Another unique aspect about MMOs is that they are generally available for the public to play via both closed and open Betas in advance of the official release of the game. By starting the monthlies ahead of the game release, we're hoping to offer some compelling stories to game players as they're trying out the game. And, of course, we'd like the collected editions out when the game is actually released.
Nrama: And since these are coming out before the game, is there consideration given to attracting people that might normally not even find the game, but could start reading the comic, and then wind up being curious about the game?
Rift Page 17Rift Page 18 Sanchez: Oh, absolutely. If you're of a certain age, like I am, you may remember official movie magazines being released ahead of the film release. The idea was to publish a product that showed potential movie goers just how neat the movie was going to be, show them some cool stills, give them some interviews with the creators. A lot of that has been replaced by the web now, but we're replicating it a bit with the comics we're giving away at SDCC. In addition to each Issue 0 having a complete, stand alone 22 page story, we put the equivalent of a mini-magazine at the back to help people understand the game world. And, of course, the mini-series shows off some of the cool environments, weapons, units and characters in the games as well. The stories are by no means marketing pieces, they are intended to be stand alone and be great comics in their own right, but we do hope that if someone engages with the rift torn world of Telara, or sympathizes with the resistance fighters in End of Nations, that they'll give the games a shot.
Nrama: Drifting a bit from the specific subject, but given that you've now got a few comic book projects under your belt, is it something you've really taken to? Do you have plans to work on further comic work — maybe outside of video game books?
Sanchez: I love writing comic books. I wish I would have tried breaking in 10 years ago. Working with the artists, colorists and editors is such a fulfilling experience. I literally get giddy when I see new pages.

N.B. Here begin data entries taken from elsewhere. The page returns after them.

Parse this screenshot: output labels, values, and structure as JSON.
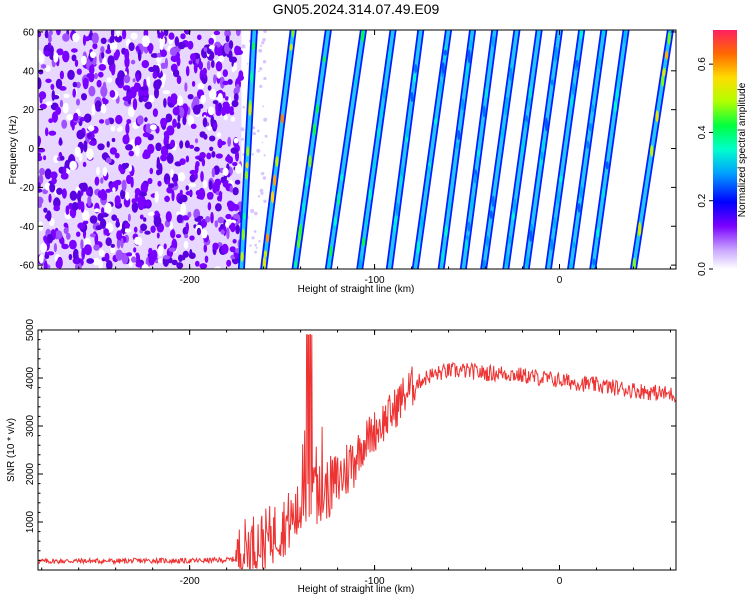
{
  "title": "GN05.2024.314.07.49.E09",
  "colors": {
    "snr_line": "#ee3333",
    "axis": "#000000"
  },
  "chart_data": [
    {
      "type": "heatmap",
      "title": "GN05.2024.314.07.49.E09",
      "xlabel": "Height of straight line (km)",
      "ylabel": "Frequency (Hz)",
      "xlim": [
        -282,
        63
      ],
      "ylim": [
        -62,
        61
      ],
      "x_ticks": [
        -200,
        -100,
        0
      ],
      "y_ticks": [
        60,
        40,
        20,
        0,
        -20,
        -40,
        -60
      ],
      "x_tick_labels": [
        "-200",
        "-100",
        "0"
      ],
      "y_tick_labels": [
        "60",
        "40",
        "20",
        "0",
        "-20",
        "-40",
        "-60"
      ],
      "noise_region_x": [
        -282,
        -172
      ],
      "stripes": [
        {
          "x_at_f_min": -172,
          "x_at_f_max": -165,
          "peak": 0.45
        },
        {
          "x_at_f_min": -160,
          "x_at_f_max": -144,
          "peak": 0.55
        },
        {
          "x_at_f_min": -143,
          "x_at_f_max": -125,
          "peak": 0.4
        },
        {
          "x_at_f_min": -125,
          "x_at_f_max": -106,
          "peak": 0.35
        },
        {
          "x_at_f_min": -108,
          "x_at_f_max": -90,
          "peak": 0.35
        },
        {
          "x_at_f_min": -92,
          "x_at_f_max": -75,
          "peak": 0.3
        },
        {
          "x_at_f_min": -78,
          "x_at_f_max": -60,
          "peak": 0.3
        },
        {
          "x_at_f_min": -64,
          "x_at_f_max": -47,
          "peak": 0.3
        },
        {
          "x_at_f_min": -52,
          "x_at_f_max": -35,
          "peak": 0.3
        },
        {
          "x_at_f_min": -41,
          "x_at_f_max": -23,
          "peak": 0.3
        },
        {
          "x_at_f_min": -29,
          "x_at_f_max": -11,
          "peak": 0.3
        },
        {
          "x_at_f_min": -18,
          "x_at_f_max": 0,
          "peak": 0.3
        },
        {
          "x_at_f_min": -6,
          "x_at_f_max": 12,
          "peak": 0.3
        },
        {
          "x_at_f_min": 6,
          "x_at_f_max": 24,
          "peak": 0.3
        },
        {
          "x_at_f_min": 18,
          "x_at_f_max": 36,
          "peak": 0.3
        },
        {
          "x_at_f_min": 40,
          "x_at_f_max": 60,
          "peak": 0.5
        }
      ],
      "colorbar": {
        "label": "Normalized spectral amplitude",
        "range": [
          0,
          0.7
        ],
        "ticks": [
          0.0,
          0.2,
          0.4,
          0.6
        ],
        "tick_labels": [
          "0.0",
          "0.2",
          "0.4",
          "0.6"
        ]
      }
    },
    {
      "type": "line",
      "xlabel": "Height of straight line (km)",
      "ylabel": "SNR (10 * v/v)",
      "xlim": [
        -282,
        63
      ],
      "ylim": [
        0,
        5000
      ],
      "x_ticks": [
        -200,
        -100,
        0
      ],
      "y_ticks": [
        1000,
        2000,
        3000,
        4000,
        5000
      ],
      "x_tick_labels": [
        "-200",
        "-100",
        "0"
      ],
      "y_tick_labels": [
        "1000",
        "2000",
        "3000",
        "4000",
        "5000"
      ],
      "series": [
        {
          "x": [
            -282,
            -260,
            -240,
            -220,
            -200,
            -190,
            -180,
            -175,
            -170,
            -165,
            -160,
            -155,
            -150,
            -145,
            -140,
            -137,
            -134,
            -130,
            -125,
            -120,
            -115,
            -110,
            -105,
            -100,
            -95,
            -90,
            -85,
            -80,
            -75,
            -70,
            -65,
            -60,
            -50,
            -40,
            -30,
            -20,
            -10,
            0,
            10,
            20,
            30,
            40,
            50,
            63
          ],
          "y": [
            180,
            190,
            185,
            195,
            190,
            200,
            210,
            230,
            450,
            550,
            600,
            750,
            900,
            1050,
            1200,
            1400,
            1500,
            1550,
            1700,
            1850,
            2100,
            2400,
            2700,
            2900,
            3100,
            3300,
            3600,
            3800,
            3950,
            4050,
            4100,
            4150,
            4150,
            4100,
            4100,
            4050,
            4000,
            3950,
            3900,
            3850,
            3800,
            3750,
            3700,
            3650
          ]
        }
      ]
    }
  ]
}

I've worked in other media before, but comics are special. You get all the collaborative energy from working in film or video, but none of the headaches, and as a writer, I don't have to worry about budget or technical constraints like I might with animation. I can't comment on any other comics I might or might not be working on, but I will say that I certainly intend to keep writing comics as long as editors will give me the work. I really enjoy the game comics, given my background, but would love to try some other genres as well.